ROSA LIÑARES
Le llamaban Rolex, pero no porque tuviese uno o fuese un entendido en la marca. Era por su don.
Una tarde de agosto estaba sentado con sus amigos en la terraza de uno de los bares de la plaza, cuando una mujer con paso apurado se acercó a preguntarles la hora. Nacho se remangó haciendo un giro de brazo, se observó la muñeca izquierda en la que lucía un cordón rojo deshilachado, vaciló unos instantes, miró al cielo, volvió a mirar a la mujer y respondió: – las siete y diez. Y siguió charlando con sus amigos, que lo habían observado con curiosidad. Todos fueron rápidamente a mirar sus respectivos relojes y móviles. Eran las siete y diez exactamente.
-¿Cómo has acertado la hora si no llevas reloj?
-No sé. Simplemente, la sé.
Hubo un estallido de carcajadas. No había sido casualidad. No era la primera vez. La situación se había repetido varias veces y siempre acertaba. Con la precisión de un reloj suizo. De ahí su apodo.

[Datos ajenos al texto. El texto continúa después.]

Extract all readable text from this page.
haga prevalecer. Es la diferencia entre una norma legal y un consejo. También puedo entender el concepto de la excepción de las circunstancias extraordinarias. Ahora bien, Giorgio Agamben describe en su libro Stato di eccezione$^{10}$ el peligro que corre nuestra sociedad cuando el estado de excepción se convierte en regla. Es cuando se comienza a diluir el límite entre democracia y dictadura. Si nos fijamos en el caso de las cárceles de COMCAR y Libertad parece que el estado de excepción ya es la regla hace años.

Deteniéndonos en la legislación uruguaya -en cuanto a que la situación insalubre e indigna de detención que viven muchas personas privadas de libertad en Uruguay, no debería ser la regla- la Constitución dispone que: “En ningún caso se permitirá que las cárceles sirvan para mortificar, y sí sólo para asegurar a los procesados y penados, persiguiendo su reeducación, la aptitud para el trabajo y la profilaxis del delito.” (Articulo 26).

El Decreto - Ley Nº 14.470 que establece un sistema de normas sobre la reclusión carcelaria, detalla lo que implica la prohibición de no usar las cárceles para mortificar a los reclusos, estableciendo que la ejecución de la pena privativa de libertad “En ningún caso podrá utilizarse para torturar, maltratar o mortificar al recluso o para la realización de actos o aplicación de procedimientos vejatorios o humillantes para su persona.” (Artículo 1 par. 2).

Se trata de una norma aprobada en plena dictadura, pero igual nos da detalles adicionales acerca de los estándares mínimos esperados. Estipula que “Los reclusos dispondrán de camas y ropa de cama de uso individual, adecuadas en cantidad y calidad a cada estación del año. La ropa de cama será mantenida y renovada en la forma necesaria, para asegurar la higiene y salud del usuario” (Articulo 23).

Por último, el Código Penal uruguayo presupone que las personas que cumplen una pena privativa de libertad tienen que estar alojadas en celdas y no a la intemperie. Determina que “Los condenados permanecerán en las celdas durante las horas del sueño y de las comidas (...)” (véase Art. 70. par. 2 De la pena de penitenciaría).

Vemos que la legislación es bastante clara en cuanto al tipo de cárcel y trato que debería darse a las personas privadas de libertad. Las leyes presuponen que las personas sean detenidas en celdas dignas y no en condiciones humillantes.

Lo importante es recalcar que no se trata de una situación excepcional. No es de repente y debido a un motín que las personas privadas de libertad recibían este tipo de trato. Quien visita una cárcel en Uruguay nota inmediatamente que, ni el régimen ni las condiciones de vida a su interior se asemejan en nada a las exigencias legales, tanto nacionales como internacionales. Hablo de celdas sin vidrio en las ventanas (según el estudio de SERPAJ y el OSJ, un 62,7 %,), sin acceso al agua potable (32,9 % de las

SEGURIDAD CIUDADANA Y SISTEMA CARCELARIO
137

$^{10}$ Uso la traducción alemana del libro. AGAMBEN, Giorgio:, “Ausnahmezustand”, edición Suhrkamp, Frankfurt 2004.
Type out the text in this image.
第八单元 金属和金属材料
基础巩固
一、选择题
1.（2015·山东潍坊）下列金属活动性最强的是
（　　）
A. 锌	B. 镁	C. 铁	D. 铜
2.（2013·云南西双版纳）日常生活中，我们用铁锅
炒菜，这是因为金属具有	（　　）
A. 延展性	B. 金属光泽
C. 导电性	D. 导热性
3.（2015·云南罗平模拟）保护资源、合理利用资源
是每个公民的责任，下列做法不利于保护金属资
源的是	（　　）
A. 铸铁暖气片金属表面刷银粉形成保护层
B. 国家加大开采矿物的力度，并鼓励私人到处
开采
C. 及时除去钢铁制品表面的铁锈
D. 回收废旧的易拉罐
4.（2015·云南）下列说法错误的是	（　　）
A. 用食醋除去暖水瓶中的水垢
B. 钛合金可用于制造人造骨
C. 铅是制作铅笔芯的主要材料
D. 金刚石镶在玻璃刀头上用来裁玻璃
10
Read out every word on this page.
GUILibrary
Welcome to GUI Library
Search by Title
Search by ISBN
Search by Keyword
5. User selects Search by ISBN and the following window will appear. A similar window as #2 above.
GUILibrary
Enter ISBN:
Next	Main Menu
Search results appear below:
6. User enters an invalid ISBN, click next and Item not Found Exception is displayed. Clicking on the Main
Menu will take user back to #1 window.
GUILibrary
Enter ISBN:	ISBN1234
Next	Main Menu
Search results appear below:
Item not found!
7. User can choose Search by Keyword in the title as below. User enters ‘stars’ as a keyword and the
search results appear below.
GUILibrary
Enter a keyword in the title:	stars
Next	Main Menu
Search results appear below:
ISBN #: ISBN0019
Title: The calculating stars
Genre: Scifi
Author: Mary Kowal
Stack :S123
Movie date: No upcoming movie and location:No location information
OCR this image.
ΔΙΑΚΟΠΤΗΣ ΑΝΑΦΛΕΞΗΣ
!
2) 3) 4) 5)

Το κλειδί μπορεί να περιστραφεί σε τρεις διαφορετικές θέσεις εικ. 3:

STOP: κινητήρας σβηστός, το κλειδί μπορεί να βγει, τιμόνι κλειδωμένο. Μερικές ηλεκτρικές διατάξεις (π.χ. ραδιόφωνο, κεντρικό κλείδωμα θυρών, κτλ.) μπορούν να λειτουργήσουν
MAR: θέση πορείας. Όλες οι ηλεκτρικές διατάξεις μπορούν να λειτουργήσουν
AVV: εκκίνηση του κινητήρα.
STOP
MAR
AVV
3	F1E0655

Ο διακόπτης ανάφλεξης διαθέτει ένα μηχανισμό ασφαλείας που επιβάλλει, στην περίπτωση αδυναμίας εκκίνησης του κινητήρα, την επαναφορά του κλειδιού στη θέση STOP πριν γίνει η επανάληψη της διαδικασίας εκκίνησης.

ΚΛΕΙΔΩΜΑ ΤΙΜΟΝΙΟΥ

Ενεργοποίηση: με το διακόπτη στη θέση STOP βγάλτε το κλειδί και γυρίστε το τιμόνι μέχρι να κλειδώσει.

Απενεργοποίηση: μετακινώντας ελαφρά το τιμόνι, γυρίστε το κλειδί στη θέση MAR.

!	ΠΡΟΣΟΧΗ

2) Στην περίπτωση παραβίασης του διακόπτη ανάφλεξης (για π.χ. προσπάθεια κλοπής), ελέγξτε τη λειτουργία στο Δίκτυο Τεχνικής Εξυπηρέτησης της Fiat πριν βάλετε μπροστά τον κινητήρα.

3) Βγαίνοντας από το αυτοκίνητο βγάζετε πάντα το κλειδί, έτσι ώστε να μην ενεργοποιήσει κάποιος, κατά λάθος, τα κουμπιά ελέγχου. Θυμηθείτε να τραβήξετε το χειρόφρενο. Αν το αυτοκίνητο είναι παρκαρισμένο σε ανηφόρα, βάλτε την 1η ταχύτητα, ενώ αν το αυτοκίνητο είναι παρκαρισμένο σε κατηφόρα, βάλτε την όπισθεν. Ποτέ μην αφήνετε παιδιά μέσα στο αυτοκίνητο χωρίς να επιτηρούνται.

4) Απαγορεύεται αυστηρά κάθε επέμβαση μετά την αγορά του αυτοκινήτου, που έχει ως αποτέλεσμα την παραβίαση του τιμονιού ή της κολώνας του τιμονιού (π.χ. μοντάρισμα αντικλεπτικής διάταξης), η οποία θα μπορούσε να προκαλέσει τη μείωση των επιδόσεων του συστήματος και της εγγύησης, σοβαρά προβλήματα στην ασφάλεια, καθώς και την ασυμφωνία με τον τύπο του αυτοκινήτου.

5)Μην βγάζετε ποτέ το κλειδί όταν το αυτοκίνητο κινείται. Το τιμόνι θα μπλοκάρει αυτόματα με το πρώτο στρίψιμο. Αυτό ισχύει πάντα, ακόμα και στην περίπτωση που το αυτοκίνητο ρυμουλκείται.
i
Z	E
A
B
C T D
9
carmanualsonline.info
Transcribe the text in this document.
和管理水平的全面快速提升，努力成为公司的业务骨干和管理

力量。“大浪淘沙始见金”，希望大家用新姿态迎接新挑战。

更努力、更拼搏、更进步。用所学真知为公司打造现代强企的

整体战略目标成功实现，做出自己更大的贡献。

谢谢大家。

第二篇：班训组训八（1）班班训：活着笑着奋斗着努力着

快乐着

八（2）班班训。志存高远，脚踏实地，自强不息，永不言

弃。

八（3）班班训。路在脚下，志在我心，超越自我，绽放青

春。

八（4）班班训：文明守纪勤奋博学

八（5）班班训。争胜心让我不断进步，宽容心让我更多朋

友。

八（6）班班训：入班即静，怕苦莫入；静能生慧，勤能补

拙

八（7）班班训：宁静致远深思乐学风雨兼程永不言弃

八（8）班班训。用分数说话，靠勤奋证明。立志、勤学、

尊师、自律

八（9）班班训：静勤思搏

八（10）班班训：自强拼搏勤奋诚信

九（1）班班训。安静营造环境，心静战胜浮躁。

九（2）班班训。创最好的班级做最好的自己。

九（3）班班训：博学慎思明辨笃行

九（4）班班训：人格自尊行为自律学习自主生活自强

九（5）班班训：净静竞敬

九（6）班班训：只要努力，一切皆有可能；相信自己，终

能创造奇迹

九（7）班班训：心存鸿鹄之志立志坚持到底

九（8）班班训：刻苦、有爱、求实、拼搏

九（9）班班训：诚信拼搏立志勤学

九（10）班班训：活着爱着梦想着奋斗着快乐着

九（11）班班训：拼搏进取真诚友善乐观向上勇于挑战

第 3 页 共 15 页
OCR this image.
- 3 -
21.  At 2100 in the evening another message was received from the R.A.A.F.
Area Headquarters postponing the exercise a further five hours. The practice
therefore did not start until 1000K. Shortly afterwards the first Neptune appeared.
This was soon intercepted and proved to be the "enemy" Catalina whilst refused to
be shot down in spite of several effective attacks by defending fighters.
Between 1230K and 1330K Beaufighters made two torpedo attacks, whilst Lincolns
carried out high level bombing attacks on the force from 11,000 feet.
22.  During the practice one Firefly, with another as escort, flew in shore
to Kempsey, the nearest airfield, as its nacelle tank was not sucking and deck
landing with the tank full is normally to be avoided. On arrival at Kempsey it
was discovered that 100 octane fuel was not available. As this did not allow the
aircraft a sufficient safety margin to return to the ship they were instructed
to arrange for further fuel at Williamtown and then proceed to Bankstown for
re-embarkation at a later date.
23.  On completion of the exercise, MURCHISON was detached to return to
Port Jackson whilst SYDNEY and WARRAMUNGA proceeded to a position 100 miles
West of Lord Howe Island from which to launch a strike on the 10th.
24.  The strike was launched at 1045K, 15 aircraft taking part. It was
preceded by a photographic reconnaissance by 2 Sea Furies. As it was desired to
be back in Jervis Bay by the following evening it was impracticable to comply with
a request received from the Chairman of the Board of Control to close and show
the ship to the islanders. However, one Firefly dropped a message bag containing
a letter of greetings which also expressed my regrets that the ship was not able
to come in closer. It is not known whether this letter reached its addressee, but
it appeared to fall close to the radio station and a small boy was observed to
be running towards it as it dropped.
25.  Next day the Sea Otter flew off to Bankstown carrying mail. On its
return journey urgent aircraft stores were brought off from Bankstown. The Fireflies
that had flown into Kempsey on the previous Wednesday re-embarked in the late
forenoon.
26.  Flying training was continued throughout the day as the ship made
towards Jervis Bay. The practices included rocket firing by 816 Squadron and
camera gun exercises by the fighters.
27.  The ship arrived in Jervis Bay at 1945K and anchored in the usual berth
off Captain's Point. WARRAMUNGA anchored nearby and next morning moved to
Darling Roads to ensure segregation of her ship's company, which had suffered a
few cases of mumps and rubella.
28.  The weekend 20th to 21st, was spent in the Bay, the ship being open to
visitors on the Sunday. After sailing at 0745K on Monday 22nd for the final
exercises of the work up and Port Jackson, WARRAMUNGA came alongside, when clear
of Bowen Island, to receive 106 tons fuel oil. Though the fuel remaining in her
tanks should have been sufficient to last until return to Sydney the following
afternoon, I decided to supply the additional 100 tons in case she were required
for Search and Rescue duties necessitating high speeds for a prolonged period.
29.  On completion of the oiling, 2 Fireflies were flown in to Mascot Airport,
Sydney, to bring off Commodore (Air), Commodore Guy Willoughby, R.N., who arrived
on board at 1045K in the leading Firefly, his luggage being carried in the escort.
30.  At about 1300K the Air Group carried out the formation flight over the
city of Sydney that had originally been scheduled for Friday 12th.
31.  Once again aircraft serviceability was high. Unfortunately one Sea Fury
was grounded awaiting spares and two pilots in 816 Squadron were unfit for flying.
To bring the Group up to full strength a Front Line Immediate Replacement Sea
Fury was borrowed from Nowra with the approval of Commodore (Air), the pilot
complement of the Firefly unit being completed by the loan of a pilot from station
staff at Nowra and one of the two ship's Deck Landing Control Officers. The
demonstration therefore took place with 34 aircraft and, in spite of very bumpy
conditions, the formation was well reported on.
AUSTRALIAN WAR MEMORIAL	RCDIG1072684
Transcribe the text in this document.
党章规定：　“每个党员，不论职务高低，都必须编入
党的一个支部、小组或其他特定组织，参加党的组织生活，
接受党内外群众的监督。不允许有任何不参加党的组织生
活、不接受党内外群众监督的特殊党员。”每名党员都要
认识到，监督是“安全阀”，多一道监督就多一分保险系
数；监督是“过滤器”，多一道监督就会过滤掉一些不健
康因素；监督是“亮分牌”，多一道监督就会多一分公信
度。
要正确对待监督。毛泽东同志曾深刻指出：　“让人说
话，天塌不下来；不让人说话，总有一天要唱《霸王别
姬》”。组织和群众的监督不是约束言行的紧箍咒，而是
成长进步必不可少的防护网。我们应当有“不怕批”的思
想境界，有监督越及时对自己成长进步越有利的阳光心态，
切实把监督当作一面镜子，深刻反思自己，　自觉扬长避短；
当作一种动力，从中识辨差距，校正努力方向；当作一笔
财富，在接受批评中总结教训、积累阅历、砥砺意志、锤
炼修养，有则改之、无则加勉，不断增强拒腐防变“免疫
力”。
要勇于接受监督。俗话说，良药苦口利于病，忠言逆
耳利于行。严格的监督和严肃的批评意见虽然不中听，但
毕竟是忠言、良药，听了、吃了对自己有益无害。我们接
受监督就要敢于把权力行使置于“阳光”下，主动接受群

Siempre había sido así. Hasta que conoció a Marta. El día de su primera cita falló la hora tres veces. El ansia que sentía por encontrarse con ella era tan fuerte que a las tres pensaba que eran las cuatro, a las cuatro le parecían ya las cinco y media; y no le daban llegado las ocho de la tarde, que era cuando habían quedado.
Rolex dejó de ser preciso en su afinación horaria. Incluso empezó a ser imputual.
En su primer aniversario, Marta le regaló un reloj. Y cuando se le acabó la pila, a él también se le acabó el amor.